Borrowing the Future: How Bola Ahmed Tinubu Is Deepening Nigeria’s Debt Trap

Borrowing the Future: How Bola Ahmed Tinubu Is Deepening Nigeria’s Debt Trap

By Matthew Eloyi

By all appearances, the latest request by President Bola Ahmed Tinubu to secure a fresh $516 million loan for the Sokoto–Badagry Superhighway may sound like another bold infrastructure move. But beneath the appealing promise of highways and connectivity lies a troubling pattern: a government that is borrowing at a pace Nigeria can scarcely sustain.

Since assuming office in 2023, Tinubu’s administration has embarked on an aggressive borrowing spree that raises serious questions about fiscal discipline. Within just over a year, Nigeria secured approximately $6.45 billion from the World Bank alone, alongside additional loans from institutions like the African Development Bank and international capital markets.

Even more concerning is the broader trajectory. Reports indicate that the administration has pursued borrowing plans running into tens of billions of dollars, including a proposed $24 billion external loan package that could push Nigeria’s total public debt toward a staggering ₦183 trillion.

This is not abstract economics; it has real consequences. Nigeria is already spending an overwhelming share of its revenue on debt servicing, with figures reaching as high as 69% in recent years. That means less money for healthcare, education, security, and the everyday needs of citizens.

Against this backdrop, the proposed Sokoto–Badagry loan begins to look less like strategic investment and more like another brick in an increasingly fragile wall of debt. Infrastructure is important, no serious observer disputes that. But development financed almost entirely through borrowing, especially in foreign currencies, exposes the country to exchange rate shocks and long-term repayment burdens that future generations will inherit.

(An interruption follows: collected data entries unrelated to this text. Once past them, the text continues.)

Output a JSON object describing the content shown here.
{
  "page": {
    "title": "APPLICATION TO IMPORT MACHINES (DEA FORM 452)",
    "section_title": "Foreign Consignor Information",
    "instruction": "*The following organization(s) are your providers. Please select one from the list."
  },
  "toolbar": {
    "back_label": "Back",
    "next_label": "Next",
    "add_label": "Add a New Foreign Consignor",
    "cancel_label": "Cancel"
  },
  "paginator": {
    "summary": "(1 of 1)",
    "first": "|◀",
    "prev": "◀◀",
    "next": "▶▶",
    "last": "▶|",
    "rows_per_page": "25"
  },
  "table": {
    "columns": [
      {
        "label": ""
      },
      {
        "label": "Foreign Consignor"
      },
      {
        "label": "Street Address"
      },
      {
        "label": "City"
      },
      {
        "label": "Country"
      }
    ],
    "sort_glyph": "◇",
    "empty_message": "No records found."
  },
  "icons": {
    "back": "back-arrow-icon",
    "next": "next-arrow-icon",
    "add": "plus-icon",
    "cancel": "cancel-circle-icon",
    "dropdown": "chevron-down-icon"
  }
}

What makes the situation more troubling is the speed. Analysts note that Tinubu’s borrowing profile has risen at an unprecedented rate compared to previous administrations, driven largely by external loans taken under a weakened naira. The implication is simple: Nigeria is borrowing more, and paying more for it.

The government argues that these loans fund growth. Yet growth built on unsustainable debt is a dangerous illusion. Without corresponding increases in revenue, productivity, and transparency, these projects risk becoming monuments not to progress, but to fiscal recklessness.

The National Assembly, led by Godswill Akpabio, must resist the temptation to rubber-stamp yet another loan request. At a time when Nigerians are grappling with inflation, currency depreciation, and rising living costs, what is needed is restraint, accountability, and a clear plan to reduce (not expand) the nation’s debt burden.